David Kinjah
David Kinjah
Am 6. July 2013 konnte Chris Froome sich das Gelbe Trikot zum ersten Mal in seiner Karriere bei einer Tour de France überstreifen. An diesem Tag triumphierte er auf der achten Etappe der Frankreich-Rundfahrt, hielt an seiner guten Leistung fest und konnte sich dadurch am Ende sogar den Gesamtsieg holen. Den Grundstein für seinen Erfolg hat er allerdings schon zwei Jahrzehnte früher in seiner Heimat Kenia gelegt, als er sich zum allerersten Mal in ein Maillot Jaune hüllte. David Kinjah spielte in dieser Zeit eine wichtige Rolle für den jungen Froome.
„Ein Freund hatte sich günstig ein Replika des Gelben Trikots auf einem Second-Hand-Markt besorgt. Er wusste von der Anziehungskraft, die der Radsport auf mich ausübte und wollte es mir verkaufen. Chris kam damals gerade aus Südafrika zurück, wo er die Schulbank drückte. Er erzählte mir, was er dort erlebt hatte, wie gut man dort Radfahren könne, wie aufregend alles für ihn war und das er ein paar Junior-Rennen gewonnen hatte. Ich schenkte ihm daraufhin das Trikot und ein Paar Schuhe und sagte ihm, dass er vielleicht irgendwann verstehen würde, was das Gelbe Trikot überhaupt bedeutet.“
„Ich bin mir gar nicht sicher, ob er sich nach all den Jahren überhaupt noch daran erinnern kann. Als ich ihn allerdings im offiziellen Maillot Jaune der Tour de France sah, kamen viele Erinnerungen an diese Zeit zurück. Zu sehen, wie er die Tour de France gewinnt, ist allerdings etwas, dass niemals in Vergessenheit geraten wird.“
2013 konnte Chris Froome die Tour de France zum ersten Mal für sich entscheiden. Vor wenigen Wochen konnte er sich den ersten Platz im Gesamtklassement der Frankreich-Rundfahrt erneut sichern. Mit ihm auf dem Podium standen am Ende Nairo Quintana und Alejandro Valverde. Nun hatte er die Chance der dritte Fahrer zu werden, dem ein Tour-Vuelta-Double gelingt. Leider stürzte er auf der Königsetappe nach Andorra und musste das Rennen verletzungsbedingt abbrechen.

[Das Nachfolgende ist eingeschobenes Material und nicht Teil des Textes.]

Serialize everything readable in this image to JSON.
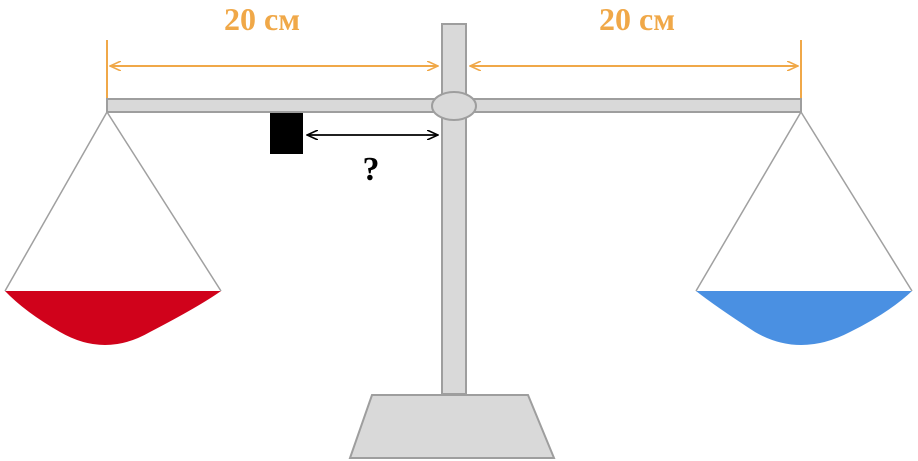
{
  "labels": {
    "left_distance": "20 см",
    "right_distance": "20 см",
    "unknown_distance": "?"
  },
  "colors": {
    "dimension": "#f0a848",
    "frame": "#d9d9d9",
    "frame_stroke": "#9e9e9e",
    "left_pan": "#d0021b",
    "right_pan": "#4a90e2",
    "weight": "#000000",
    "arrow": "#000000"
  }
}
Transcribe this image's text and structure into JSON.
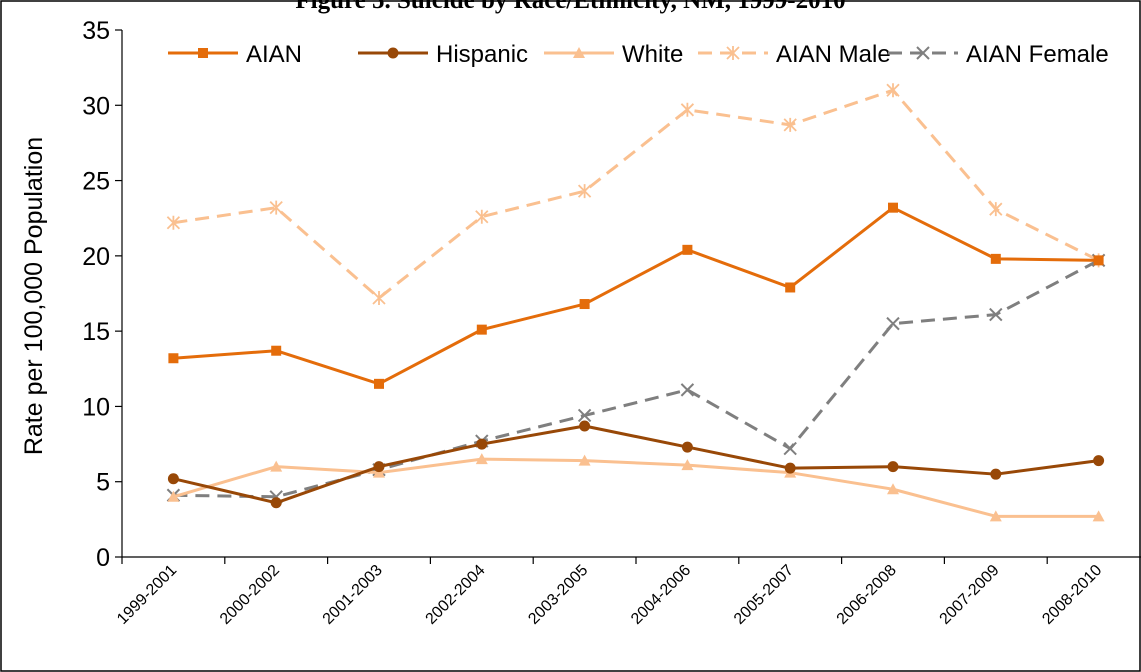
{
  "chart_data": {
    "type": "line",
    "title": "Figure 5. Suicide by Race/Ethnicity, NM, 1999-2010",
    "xlabel": "",
    "ylabel": "Rate per 100,000 Population",
    "ylim": [
      0,
      35
    ],
    "yticks": [
      0,
      5,
      10,
      15,
      20,
      25,
      30,
      35
    ],
    "grid": false,
    "legend": "top",
    "categories": [
      "1999-2001",
      "2000-2002",
      "2001-2003",
      "2002-2004",
      "2003-2005",
      "2004-2006",
      "2005-2007",
      "2006-2008",
      "2007-2009",
      "2008-2010"
    ],
    "series": [
      {
        "name": "AIAN",
        "color": "#E46C0A",
        "dash": "solid",
        "marker": "square",
        "values": [
          13.2,
          13.7,
          11.5,
          15.1,
          16.8,
          20.4,
          17.9,
          23.2,
          19.8,
          19.7
        ]
      },
      {
        "name": "Hispanic",
        "color": "#984807",
        "dash": "solid",
        "marker": "circle",
        "values": [
          5.2,
          3.6,
          6.0,
          7.5,
          8.7,
          7.3,
          5.9,
          6.0,
          5.5,
          6.4
        ]
      },
      {
        "name": "White",
        "color": "#FAC090",
        "dash": "solid",
        "marker": "triangle",
        "values": [
          4.0,
          6.0,
          5.6,
          6.5,
          6.4,
          6.1,
          5.6,
          4.5,
          2.7,
          2.7
        ]
      },
      {
        "name": "AIAN Male",
        "color": "#FAC090",
        "dash": "dashed",
        "marker": "asterisk",
        "values": [
          22.2,
          23.2,
          17.2,
          22.6,
          24.3,
          29.7,
          28.7,
          31.0,
          23.1,
          19.7
        ]
      },
      {
        "name": "AIAN Female",
        "color": "#7F7F7F",
        "dash": "dashed",
        "marker": "x",
        "values": [
          4.1,
          4.0,
          5.8,
          7.7,
          9.4,
          11.1,
          7.2,
          15.5,
          16.1,
          19.7
        ]
      }
    ]
  }
}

David Kinjah – Inspiration und Mentor zugleich
Froomes Reise in eine erfolgreiche Radsport-Zukunft begann schon in jungen Jahren in Kenia. An seiner Seite war damals David Kinjah, der selbst einer von Kenias erfolgreichsten Radsportlern ist. Wir bekamen die Gelegenheit, ein Interview mit ihm zu führen.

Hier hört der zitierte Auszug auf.